Research
Tokenization Challenges Hinder Multilingual LLMs
A 2026 study highlights tokenization's role in poor performance of low-resource language models, with 340+ languages struggling due to suboptimal segmentation.
Image: Hugging Face
Training a language model for a specific language can be a frustrating process. Despite meticulous data curation, careful architecture selection, and tuning, the model may still fail to perform as expected. This is often due to tokenization, the process of breaking text into meaningful units for the model to work with. In 2023, Omar Kamali trained the first version of Sawalni.ma, a model for Moroccan Arabic and Amazigh, but it failed to meet the quality of the data. This led to a years-long investigation and the creation of Wikilangs, a collection of 1800+ NLP models across 340+ Wikipedia languages. The pattern repeated: every language that struggled did so first at the token boundary. Tokenization is the tax that low-resource languages cannot afford to pay, and they're being charged it on every token, in every layer, for every variant their speakers write. *Source: [huggingface](https://huggingface.co/blog/omarkamali/tokenization)*
Tokenization is the process of converting raw text into numbers that a language model can work with. This is crucial for how the model processes and generates text. When the tokenization cuts happen to land on meaningful units, the model can reconstruct meaning quickly. However, if the cuts are arbitrary, the model has to do extra work to figure out what it's looking at before it can begin to understand it. This can lead to issues where the model hallucinates structure, loses track of morphology mid-sentence, or fails on inputs that are trivially easy for a native speaker. Tokenization can be constructive, producing useful segmentation, but it can also generate non-existent words. The tokens not only affect the input and output units but also determine the legos the model uses to build meaning internally. If the tokens are not aligned with the language's structure, the model's understanding can be flawed. *Source: [huggingface](https://huggingface.co/blog/omarkamali/tokenization)*
Creating a custom tokenizer for a specific language can improve performance, but it is a local optimization and not a comprehensive solution. Custom tokenizers reduce fertility and partially improve boundary coherence but do nothing for variant recovery. They also destroy cross-lingual alignment, making multilingual transfer difficult. The field has tried various methods like vocabulary expansion and bilingual tokenizer training, but none compose well. The dream of a single model handling multiple languages remains blocked at the tokenization layer. Adding tokens for each language increases the model size significantly and slows down generation due to the softmax function. *Source: [huggingface](https://huggingface.co/blog/omarkamali/tokenization)*
Key points
- Omar Kamali trained the first version of Sawalni.ma in 2023 for Moroccan Arabic and Amazigh.

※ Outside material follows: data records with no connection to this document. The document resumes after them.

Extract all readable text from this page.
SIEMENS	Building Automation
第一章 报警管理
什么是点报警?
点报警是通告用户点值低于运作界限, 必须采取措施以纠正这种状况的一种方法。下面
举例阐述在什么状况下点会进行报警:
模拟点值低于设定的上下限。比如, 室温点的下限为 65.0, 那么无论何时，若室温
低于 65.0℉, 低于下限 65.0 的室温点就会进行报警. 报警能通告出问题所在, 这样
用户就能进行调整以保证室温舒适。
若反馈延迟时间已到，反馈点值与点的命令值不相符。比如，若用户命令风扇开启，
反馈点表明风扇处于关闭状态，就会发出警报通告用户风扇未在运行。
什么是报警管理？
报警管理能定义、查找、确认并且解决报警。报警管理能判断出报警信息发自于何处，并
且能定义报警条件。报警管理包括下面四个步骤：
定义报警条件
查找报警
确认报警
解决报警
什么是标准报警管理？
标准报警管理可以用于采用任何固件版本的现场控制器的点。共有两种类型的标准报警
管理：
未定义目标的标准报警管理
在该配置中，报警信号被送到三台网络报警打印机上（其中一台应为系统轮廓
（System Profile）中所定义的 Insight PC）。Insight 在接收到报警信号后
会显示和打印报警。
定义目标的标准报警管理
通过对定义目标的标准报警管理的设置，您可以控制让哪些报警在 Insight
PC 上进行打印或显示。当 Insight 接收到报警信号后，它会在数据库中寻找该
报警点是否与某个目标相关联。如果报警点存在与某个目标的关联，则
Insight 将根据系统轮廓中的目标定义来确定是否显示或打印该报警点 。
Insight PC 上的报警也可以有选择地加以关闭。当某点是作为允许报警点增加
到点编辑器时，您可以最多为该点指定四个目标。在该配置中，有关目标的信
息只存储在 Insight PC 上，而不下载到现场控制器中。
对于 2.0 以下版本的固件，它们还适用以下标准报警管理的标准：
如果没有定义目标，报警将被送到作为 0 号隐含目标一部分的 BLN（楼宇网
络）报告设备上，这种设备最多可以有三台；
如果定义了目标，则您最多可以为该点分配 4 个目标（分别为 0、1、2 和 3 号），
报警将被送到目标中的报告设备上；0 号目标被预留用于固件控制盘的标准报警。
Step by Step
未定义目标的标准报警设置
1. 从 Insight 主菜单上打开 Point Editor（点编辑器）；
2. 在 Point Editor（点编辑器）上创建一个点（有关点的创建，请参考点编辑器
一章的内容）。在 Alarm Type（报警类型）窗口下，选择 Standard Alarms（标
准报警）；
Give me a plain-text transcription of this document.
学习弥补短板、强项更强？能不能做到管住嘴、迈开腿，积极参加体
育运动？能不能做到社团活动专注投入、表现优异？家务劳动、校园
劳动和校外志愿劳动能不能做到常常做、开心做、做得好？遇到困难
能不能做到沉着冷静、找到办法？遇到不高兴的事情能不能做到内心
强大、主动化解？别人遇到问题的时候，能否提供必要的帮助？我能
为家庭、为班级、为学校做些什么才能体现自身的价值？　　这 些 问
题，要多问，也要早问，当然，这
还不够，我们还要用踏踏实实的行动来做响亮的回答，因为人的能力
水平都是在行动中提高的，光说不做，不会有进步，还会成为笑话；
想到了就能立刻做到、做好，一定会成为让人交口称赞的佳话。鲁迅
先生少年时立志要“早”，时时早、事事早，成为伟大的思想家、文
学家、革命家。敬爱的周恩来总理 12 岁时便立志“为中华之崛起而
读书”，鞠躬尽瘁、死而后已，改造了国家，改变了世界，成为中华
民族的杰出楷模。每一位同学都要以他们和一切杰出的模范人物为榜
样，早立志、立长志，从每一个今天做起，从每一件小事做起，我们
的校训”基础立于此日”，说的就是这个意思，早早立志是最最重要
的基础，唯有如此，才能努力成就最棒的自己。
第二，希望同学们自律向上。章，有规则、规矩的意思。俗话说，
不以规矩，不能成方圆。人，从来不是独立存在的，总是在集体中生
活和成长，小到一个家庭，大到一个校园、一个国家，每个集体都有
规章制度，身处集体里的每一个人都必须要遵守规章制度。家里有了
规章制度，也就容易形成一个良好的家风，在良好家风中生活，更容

- Wikilangs includes 1800+ NLP models across 340+ Wikipedia languages.
- Tokenization is the tax that low-resource languages cannot afford to pay.
- Tokenization converts raw text into numbers a language model actually works with.
- Custom tokenizers reduce fertility and partially improve boundary coherence.
- Adding tokens for each language increases the model size significantly.
- The dream of a single model handling multiple languages remains blocked at the tokenization layer.